How I Stopped Worrying About My Bikini Body and Learned to Love Summer

Chubby Summer

 

I have never loved summer. Growing up as a chubby teen bookworm with an as-yet-undiagnosed sun allergy, I dreaded it. It’s a time when nerds will invariably be forced into outdoor physical activity, summer camp and other allegedly halcyon seasonal staples we are just not very good at. I just wanted to hang out in the shade, reading or chatting to other dorks who, like me, were easily winded and didn’t like mosquitos.

Back then, summers made me feel deficient: I never had enough enthusiasm, speed, energy or sunscreen. Counselors and parents would offer their well-meaning but ultimately, to me, horrifying encouragement from the side of the pool or on the trail, or wherever else: “Come on, it’s fun!” “You’re doing great!” Or, worst: “Good try!” And I did, eventually, kind of try. I got used to carrying SPF65 everywhere I went and figured out the kind of gentle camp activities I could get behind: canoeing, archery, arts and crafts. I felt like an interplanetary explorer, boldly going where to be honest everyone else already had been and was enjoying themselves. Like a chubby Neil Armstrong in Northern Getaway, I was exploring summer.

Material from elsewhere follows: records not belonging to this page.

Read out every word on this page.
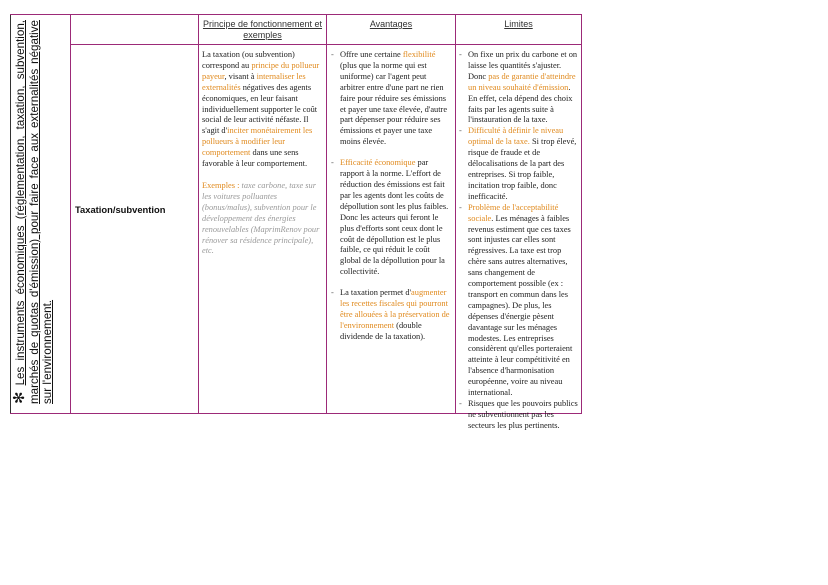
✻Les instruments économiques (réglementation, taxation, subvention, marchés de quotas d'émission) pour faire face aux externalités négative sur l'environnement.
Principe de fonctionnement et exemples
Avantages	Limites
Taxation/subvention
La taxation (ou subvention) correspond au principe du pollueur payeur, visant à internaliser les externalités négatives des agents économiques, en leur faisant individuellement supporter le coût social de leur activité néfaste. Il s'agit d'inciter monétairement les pollueurs à modifier leur comportement dans une sens favorable à leur comportement.
Exemples : taxe carbone, taxe sur les voitures polluantes (bonus/malus), subvention pour le développement des énergies renouvelables (MaprimRenov pour rénover sa résidence principale), etc.
- Offre une certaine flexibilité (plus que la norme qui est uniforme) car l'agent peut arbitrer entre d'une part ne rien faire pour réduire ses émissions et payer une taxe élevée, d'autre part dépenser pour réduire ses émissions et payer une taxe moins élevée.
- Efficacité économique par rapport à la norme. L'effort de réduction des émissions est fait par les agents dont les coûts de dépollution sont les plus faibles. Donc les acteurs qui feront le plus d'efforts sont ceux dont le coût de dépollution est le plus faible, ce qui réduit le coût global de la dépollution pour la collectivité.
- La taxation permet d'augmenter les recettes fiscales qui pourront être allouées à la préservation de l'environnement (double dividende de la taxation).
- On fixe un prix du carbone et on laisse les quantités s'ajuster. Donc pas de garantie d'atteindre un niveau souhaité d'émission. En effet, cela dépend des choix faits par les agents suite à l'instauration de la taxe.
- Difficulté à définir le niveau optimal de la taxe. Si trop élevé, risque de fraude et de délocalisations de la part des entreprises. Si trop faible, incitation trop faible, donc inefficacité.
- Problème de l'acceptabilité sociale. Les ménages à faibles revenus estiment que ces taxes sont injustes car elles sont régressives. La taxe est trop chère sans autres alternatives, sans changement de comportement possible (ex : transport en commun dans les campagnes). De plus, les dépenses d'énergie pèsent davantage sur les ménages modestes. Les entreprises considèrent qu'elles porteraient atteinte à leur compétitivité en l'absence d'harmonisation européenne, voire au niveau international.
- Risques que les pouvoirs publics ne subventionnent pas les secteurs les plus pertinents.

But as our bodies changed and their meanings changed with them, so did the meaning of the season. All of a sudden I wasn’t lacking; I had too much. Too much stomach, too much leg hair, too much ass. The enthusiastic (if demoralizing) screams of well-meaning camp counselors encouraging me to be more, do more, try more were replaced with a more insidious whisper: be less, wear less, take up less space. I was doing it all wrong again, for entirely different reasons.

I found myself warned earlier and earlier every year: it was coming. “Bikini Season.” The time to start working—hard—for my “beach body.” May and June brought with them the incessant hum of magazines, friends, and blogs suggesting ways to achieve the kind of body that would allow me access to the beach, to the summer, to fun.

Because that’s the implication of the term “beach body” (or “bikini body,” “summer body,” or any of its many variants): unless you’ve adopted the right regimen of squats, pull ups, and crunches, eaten the right light salads with grilled chicken, and called your aesthetician to reunite after the winter’s absence, you don’t reaaaally get to be a part of it. You’re not wanted, on the beach or anywhere else. Not until September, at least. Don’t make other people look at that. Where’s your tan? Your waxed legs? Your six pack?

This is, of course, patently ridiculous. But at 16 I was a few years away from figuring that out. Instead, I tried to do what I’d done in years previous: adapt to the conditions of summer. I wore shorts, but they were Bermuda length (honestly, I know). I bought a two-piece bathing suit—a tankini (#why). I spent my high school summers trying different weird weight loss plans, running around in bastardized versions of the hot weather attire I wanted to be wearing: short shorts, tiny dresses, bikinis. I layered heavily: light cardigans over T-shirts over bathing suits, finally swaddled in a thick coating of insecurity.

When late puberty and some low-level disordered eating conspired to deliver upon me a “bikini body” (flat stomach, pert 18 year old breasts, the closest thing I have ever had to a tan) for one summer, I could not believe how little was different. I had eaten (or not eaten) all the right salads, done all the right exercises. I deserved this summer, these clothes, this lie.

And that’s when I realized it was a lie. No one deserves summer more than anyone else. Short shorts don’t belong to anyone, neither does the beach. At 26, I don’t look like I did that summer at 18. But most importantly, I don’t feel that way, either. I’m not adapting my summer plans to work around a body I’ve been told implicitly and explicitly is wrong for summer. It’s just fine for any old season, and anyway it’s the only one I have.

These days I enjoy the summer. I’ve come around on outdoor sports, still dutifully tote SPF65, and even learned to live with mosquitoes. I would play water polo if you asked nicely and it was for charity or something so I felt kind of obligated. But mostly, I wear whatever the hell I want. I own short shorts, tiny string bikinis, and crop tops, but also more structured one pieces, caftans, and cropped jeans. I wear what I feel like wearing, sometimes covered up and sometimes practically naked. I will never own another tankini. It feels good to get your limbs out in the heat, to bike in a dress and let it flow behind you. People can see your bathing suit under there and your cellulite too and that’s fine. Plus I found this one amazing trick to finally getting a beach body: go to the beach. I’ll see you there.